Twilight - All Day
Wednesday December 11
Our best lane drive today, was the one near the Dogotel at Harpley. This old bit of bypassed road is edged with tall trees and very bushy bushes. An additional piece of good habitat is the seeded quinoa and wildflower edging to the adjacent fields. A 50- strong finch flock, including Chaffinches, Goldfinches, Linnets and Brambling, flitted the trees, bushes and seeds, never still for more than a few seconds. I counted four male Brambling, but there were probably others.

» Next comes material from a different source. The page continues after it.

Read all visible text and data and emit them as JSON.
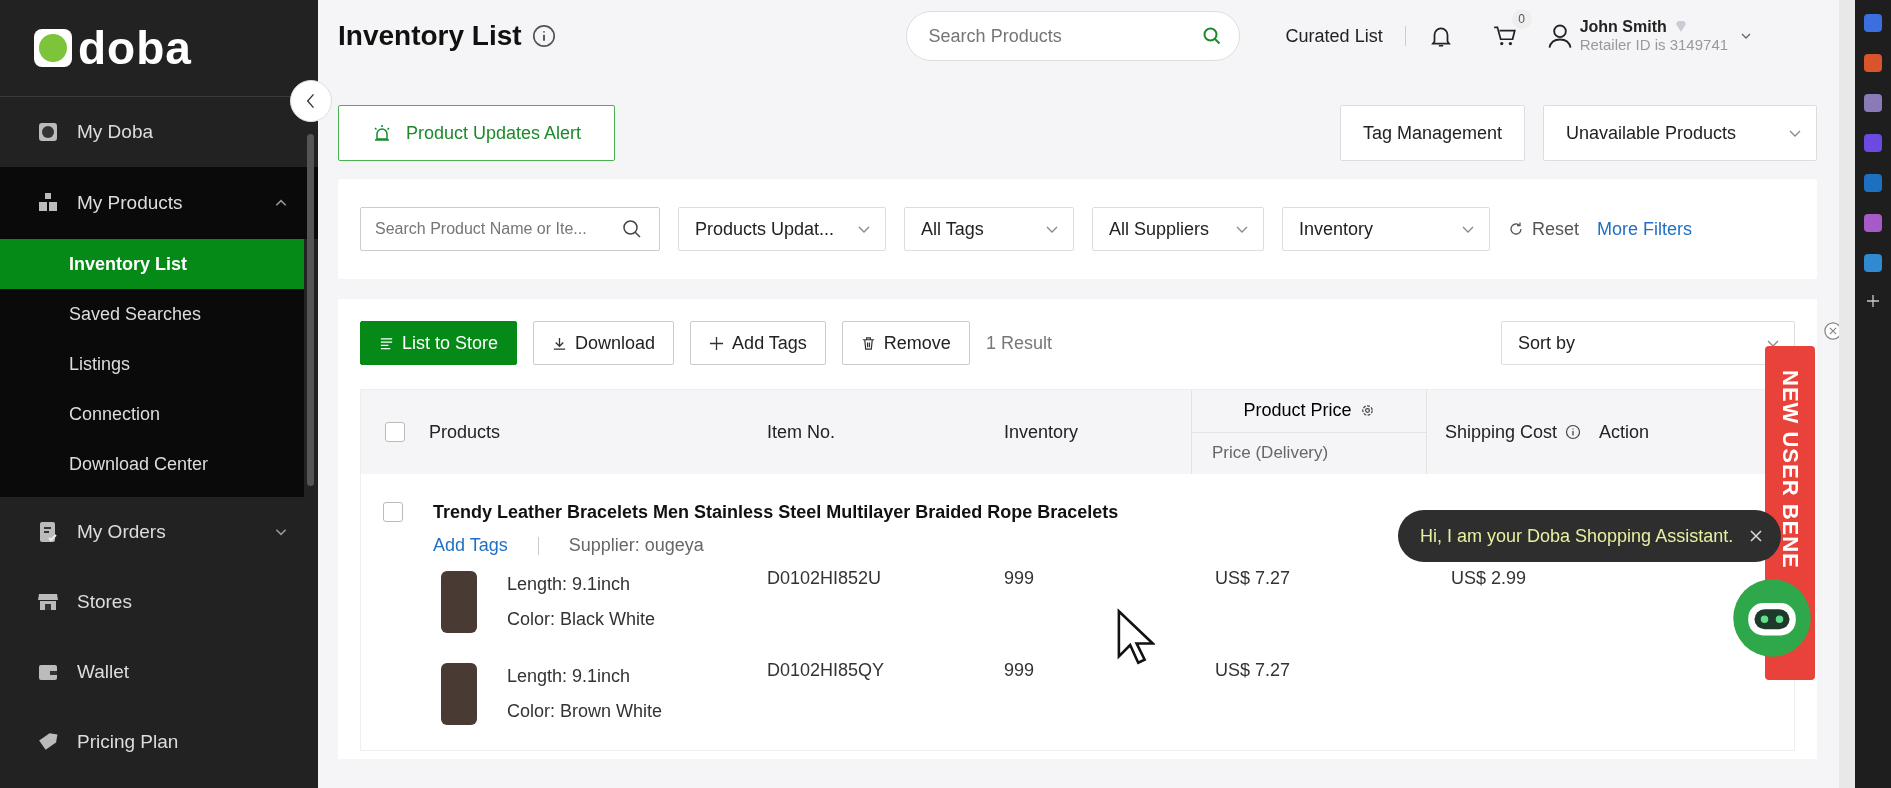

There wasn't much else around, we spent most of the time at Snettisham. The chalet pit was a smooth expanse of very high water, no edge for perching at all. The second pit held twenty Goldeneye, the first of the winter, brought south by the recent storm and cold weather. Such bad light and the birds were the opposite side of the pit, no photos. I'd been hoping for an improvement on my very ordinary 2024 folder bird.
The tide was two hours away from its zenith, still very distant, even when we left. Using my scope, I could pick out clouds of Knot rising and morphing as the water encroached their feeding ground. Closer, a scattering of Dunlin, Curlew, Grey Plover, Redshank, Bar-tailed Godwit, and a lone Turnstone and Ringed Plover, fed avidly on the crustacean and worm-rich mud. One Red Kite rose from the mud, skeins of Pink-footed Geese and noisy Greylags drifted in ,and out of the Wash. The many Shelduck occupied the middle shore, each with their own feeding yards. Lovely. We never tire of this place, especially when we have it to ourselves and the birds.
Raptors seemed to be having a sitting about day. We had a total of 8 Buzzards, 7 Kestrels and 2 Red Kites.
At two p.m., it was so dark that we took the shortest drive home, via Ringstead.